Zu einzelnen der Punkte schreibe ich vielleicht irgendwann gesonderte Beiträge. Okay, wohl nicht über den Bildschirm und den Akku. Aber das ist ehrlich gesagt auch nicht so superrelevant, wenn man den Komplett-Wechsel von einem »richtigen« Betriebssystem auf iOS ernsthaft in Betracht zieht.

4 Gedanken zu „5 Monate später: Ungeordnete Gedanken zum iPad Pro“

  1. Cool, mal wieder etwas gelernt. Benutze das iPad viel zu wenig. Continuity – Handoff, muss ich mal aktivieren. Würde mir Ev auch zwischen iPhone und MacBook helfen.
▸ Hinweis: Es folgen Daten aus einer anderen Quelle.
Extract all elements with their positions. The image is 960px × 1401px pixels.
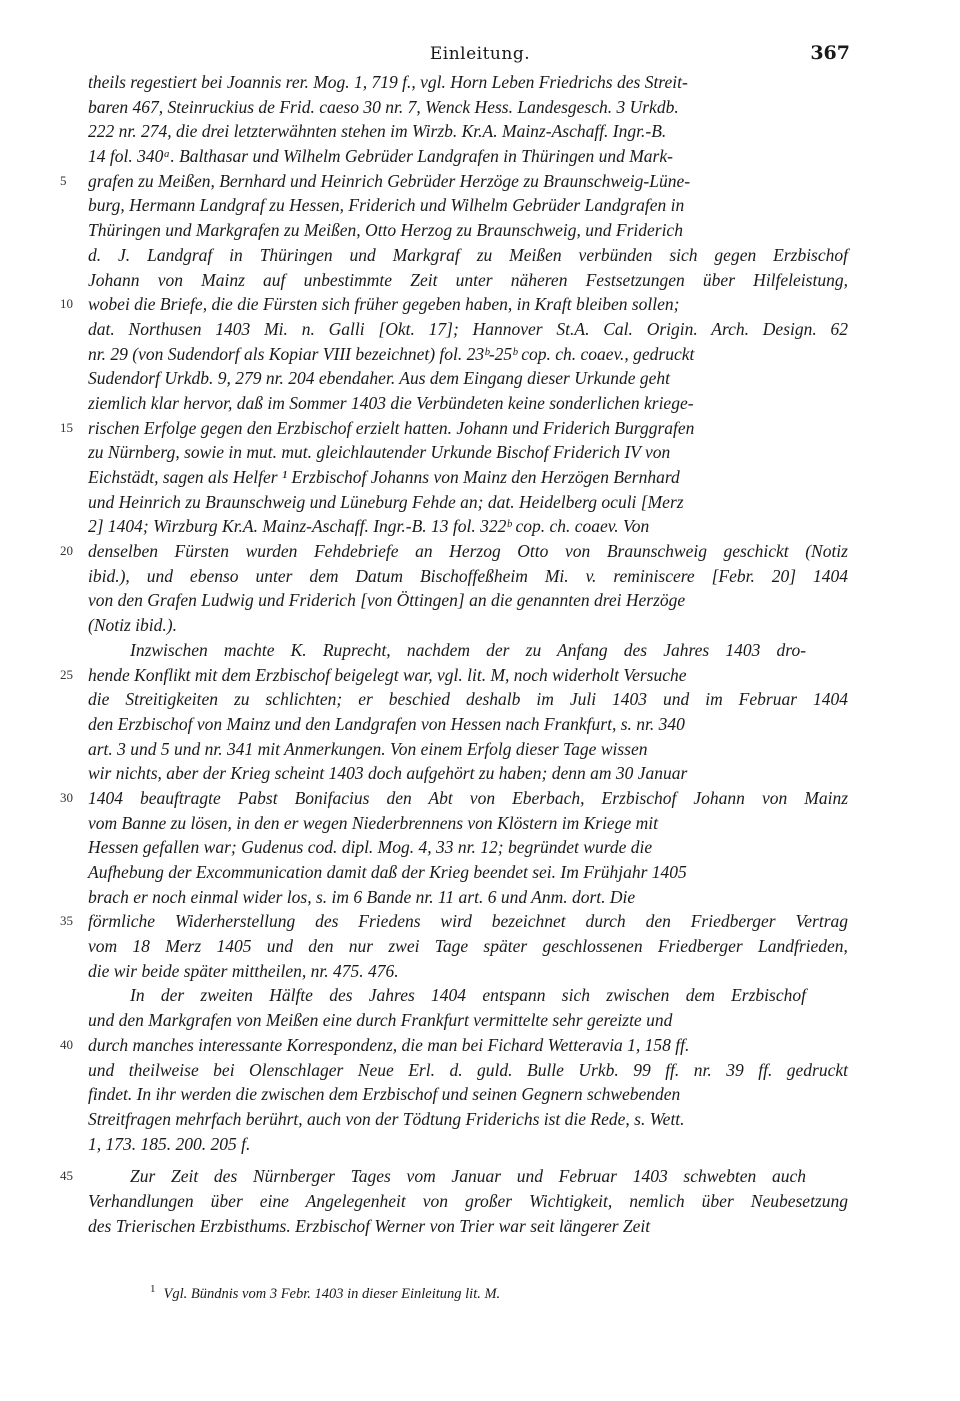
text-line — [88, 95, 848, 120]
text-line — [88, 514, 848, 539]
text-line — [88, 835, 848, 860]
line-text: den Erzbischof von Mainz und den Landgrafen von Hessen nach Frankfurt, s. nr. 340 — [88, 713, 685, 734]
text-line — [88, 70, 848, 95]
text-line — [88, 119, 848, 144]
page-number: 367 — [810, 42, 850, 64]
line-text: baren 467, Steinruckius de Frid. caeso 30 nr. 7, Wenck Hess. Landesgesch. 3 Urkdb. — [88, 96, 679, 117]
line-text: In der zweiten Hälfte des Jahres 1404 entspann sich zwischen dem Erzbischof — [130, 985, 806, 1006]
text-line — [88, 1107, 848, 1132]
text-line — [88, 613, 848, 638]
line-text: grafen zu Meißen, Bernhard und Heinrich Gebrüder Herzöge zu Braunschweig-Lüne- — [88, 170, 691, 191]
text-line — [88, 638, 848, 663]
line-text: und den Markgrafen von Meißen eine durch Frankfurt vermittelte sehr gereizte und — [88, 1010, 673, 1031]
line-text: ibid.), und ebenso unter dem Datum Bischoffeßheim Mi. v. reminiscere [Febr. 20] 1404 — [88, 565, 849, 586]
text-line — [88, 761, 848, 786]
text-line — [88, 1214, 848, 1239]
line-text: Streitfragen mehrfach berührt, auch von der Tödtung Friderichs ist die Rede, s. Wett. — [88, 1108, 685, 1129]
text-line — [60, 909, 849, 934]
text-line — [88, 811, 848, 836]
text-line — [88, 959, 848, 984]
line-text: findet. In ihr werden die zwischen dem Erzbischof und seinen Gegnern schwebenden — [88, 1084, 681, 1105]
line-text: Hessen gefallen war; Gudenus cod. dipl. Mog. 4, 33 nr. 12; begründet wurde die — [88, 837, 653, 858]
line-text: Johann von Mainz auf unbestimmte Zeit unter näheren Festsetzungen über Hilfeleistung, — [88, 269, 848, 290]
footnote-mark: 1 — [150, 1283, 156, 1295]
line-text: Verhandlungen über eine Angelegenheit von großer Wichtigkeit, nemlich über Neubesetzung — [88, 1190, 848, 1211]
line-text: die wir beide später mittheilen, nr. 475. 476. — [88, 960, 399, 981]
line-text: 2] 1404; Wirzburg Kr.A. Mainz-Aschaff. Ingr.-B. 13 fol. 322ᵇ cop. ch. coaev. Von — [88, 516, 650, 537]
line-text: 1404 beauftragte Pabst Bonifacius den Abt von Eberbach, Erzbischof Johann von Mainz — [88, 787, 848, 808]
line-text: Aufhebung der Excommunication damit daß der Krieg beendet sei. Im Frühjahr 1405 — [88, 862, 687, 882]
line-text: Zur Zeit des Nürnberger Tages vom Januar und Februar 1403 schwebten auch — [130, 1166, 807, 1187]
text-line — [88, 440, 848, 465]
text-line — [88, 193, 848, 218]
line-text: d. J. Landgraf in Thüringen und Markgraf zu Meißen verbünden sich gegen Erzbischof — [88, 244, 848, 265]
line-text: 14 fol. 340ᵃ. Balthasar und Wilhelm Gebrüder Landgrafen in Thüringen und Mark- — [88, 146, 673, 167]
line-number: 30 — [60, 789, 73, 805]
text-line — [88, 317, 848, 342]
line-text: durch manches interessante Korrespondenz, die man bei Fichard Wetteravia 1, 158 ff. — [88, 1034, 690, 1055]
line-text: vom 18 Merz 1405 und den nur zwei Tage später geschlossenen Friedberger Landfrieden, — [88, 936, 848, 957]
text-line — [88, 465, 848, 490]
line-text: Inzwischen machte K. Ruprecht, nachdem der zu Anfang des Jahres 1403 dro- — [130, 639, 807, 660]
line-text: burg, Hermann Landgraf zu Hessen, Friderich und Wilhelm Gebrüder Landgrafen in — [88, 195, 685, 216]
text-line — [88, 860, 848, 885]
text-line — [88, 391, 848, 416]
line-text: denselben Fürsten wurden Fehdebriefe an Herzog Otto von Braunschweig geschickt (Notiz — [88, 541, 848, 562]
text-line — [88, 737, 848, 762]
text-line — [60, 1164, 848, 1189]
text-line — [88, 712, 848, 737]
line-text: und Heinrich zu Braunschweig und Lüneburg Fehde an; dat. Heidelberg oculi [Merz — [88, 491, 684, 512]
text-line — [60, 416, 848, 441]
line-text: (Notiz ibid.). — [88, 615, 177, 636]
line-number: 25 — [60, 666, 73, 682]
text-line — [88, 268, 848, 293]
text-line — [60, 786, 848, 811]
line-text: theils regestiert bei Joannis rer. Mog. 1, 719 f., vgl. Horn Leben Friedrichs des Streit- — [88, 72, 688, 92]
text-line — [88, 564, 848, 589]
text-line — [60, 292, 848, 317]
line-text: und theilweise bei Olenschlager Neue Erl. d. guld. Bulle Urkb. 99 ff. nr. 39 ff. gedruckt — [88, 1059, 849, 1080]
text-line — [88, 983, 848, 1008]
line-text: zu Nürnberg, sowie in mut. mut. gleichlautender Urkunde Bischof Friderich IV von — [88, 442, 671, 463]
text-line — [88, 243, 848, 268]
text-line — [88, 144, 848, 169]
line-text: des Trierischen Erzbisthums. Erzbischof Werner von Trier war seit längerer Zeit — [88, 1215, 651, 1236]
text-line — [88, 490, 848, 515]
line-text: brach er noch einmal wider los, s. im 6 Bande nr. 11 art. 6 und Anm. dort. Die — [88, 886, 636, 907]
line-number: 40 — [60, 1036, 73, 1052]
running-header: Einleitung. — [429, 44, 531, 64]
line-text: rischen Erfolge gegen den Erzbischof erzielt hatten. Johann und Friderich Burggrafen — [88, 417, 695, 438]
line-text: 1, 173. 185. 200. 205 f. — [88, 1133, 251, 1154]
line-number: 35 — [60, 913, 73, 929]
line-number: 20 — [60, 543, 73, 559]
text-line — [60, 1033, 848, 1058]
line-number: 45 — [60, 1168, 73, 1184]
text-line — [88, 1189, 848, 1214]
line-text: Sudendorf Urkdb. 9, 279 nr. 204 ebendaher. Aus dem Eingang dieser Urkunde geht — [88, 368, 670, 389]
text-line — [88, 934, 848, 959]
line-text: ziemlich klar hervor, daß im Sommer 1403 die Verbündeten keine sonderlichen kriege- — [88, 392, 694, 413]
line-text: förmliche Widerherstellung des Friedens wird bezeichnet durch den Friedberger Vertrag — [88, 911, 849, 932]
line-text: wobei die Briefe, die die Fürsten sich früher gegeben haben, in Kraft bleiben sollen; — [88, 294, 680, 315]
line-text: art. 3 und 5 und nr. 341 mit Anmerkungen. Von einem Erfolg dieser Tage wissen — [88, 738, 648, 759]
line-text: hende Konflikt mit dem Erzbischof beigelegt war, vgl. lit. M, noch widerholt Versuche — [88, 664, 687, 685]
text-line — [60, 539, 848, 564]
line-number: 10 — [60, 296, 73, 312]
line-text: Thüringen und Markgrafen zu Meißen, Otto Herzog zu Braunschweig, und Friderich — [88, 220, 683, 241]
text-line — [88, 588, 848, 613]
text-line — [88, 218, 848, 243]
line-text: von den Grafen Ludwig und Friderich [von Öttingen] an die genannten drei Herzöge — [88, 590, 686, 611]
footnote-text: Vgl. Bündnis vom 3 Febr. 1403 in dieser Einleitung lit. M. — [163, 1285, 501, 1302]
line-text: wir nichts, aber der Krieg scheint 1403 doch aufgehört zu haben; denn am 30 Januar — [88, 763, 688, 784]
line-text: dat. Northusen 1403 Mi. n. Galli [Okt. 17]; Hannover St.A. Cal. Origin. Arch. Design. 62 — [88, 318, 849, 339]
text-line — [88, 1058, 848, 1083]
line-text: vom Banne zu lösen, in den er wegen Niederbrennens von Klöstern im Kriege mit — [88, 812, 658, 833]
text-line — [88, 1008, 848, 1033]
text-line — [88, 687, 848, 712]
line-text: Eichstädt, sagen als Helfer ¹ Erzbischof Johanns von Mainz den Herzögen Bernhard — [88, 467, 680, 487]
line-text: die Streitigkeiten zu schlichten; er beschied deshalb im Juli 1403 und im Februar 1404 — [88, 689, 848, 710]
footnote — [150, 1283, 500, 1303]
line-text: nr. 29 (von Sudendorf als Kopiar VIII bezeichnet) fol. 23ᵇ-25ᵇ cop. ch. coaev., gedruckt — [88, 343, 695, 364]
line-text: 222 nr. 274, die drei letzterwähnten stehen im Wirzb. Kr.A. Mainz-Aschaff. Ingr.-B. — [88, 121, 667, 142]
text-line — [60, 663, 848, 688]
line-number: 5 — [60, 172, 67, 188]
body-text — [60, 70, 849, 1238]
text-line — [60, 169, 848, 194]
line-number: 15 — [60, 419, 73, 435]
text-line — [88, 1132, 848, 1157]
text-line — [88, 366, 848, 391]
text-line — [88, 342, 848, 367]
text-line — [88, 1082, 848, 1107]
text-line — [88, 885, 848, 910]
  2. Continuity erleichtert mir das Leben weitgehend »nur« mit iOS unterwegs enorm. Leider unterstützen die wenigsten Apps Handoff, also das Weiterführen von Arbeit auf einem anderen iOS-Gerät. Hier muss ich dann zum Copy/Paste via iCloud greifen oder zu einer der vielen Shelf-Apps, die neben den ganzen anderen Organisationsfunktionen so etwas wie ein synchronisiertes Copy/Paste von beliebigen Inhalten (»Assets«) bieten. Nun ja, wenn die Leute schon ned mal Slide-Over und Splitscreen hinbekommen dürfte ihnen Handoff sowieso noch schwerer fallen. Kann man wohl höchstens von Apple-Apps erwarten.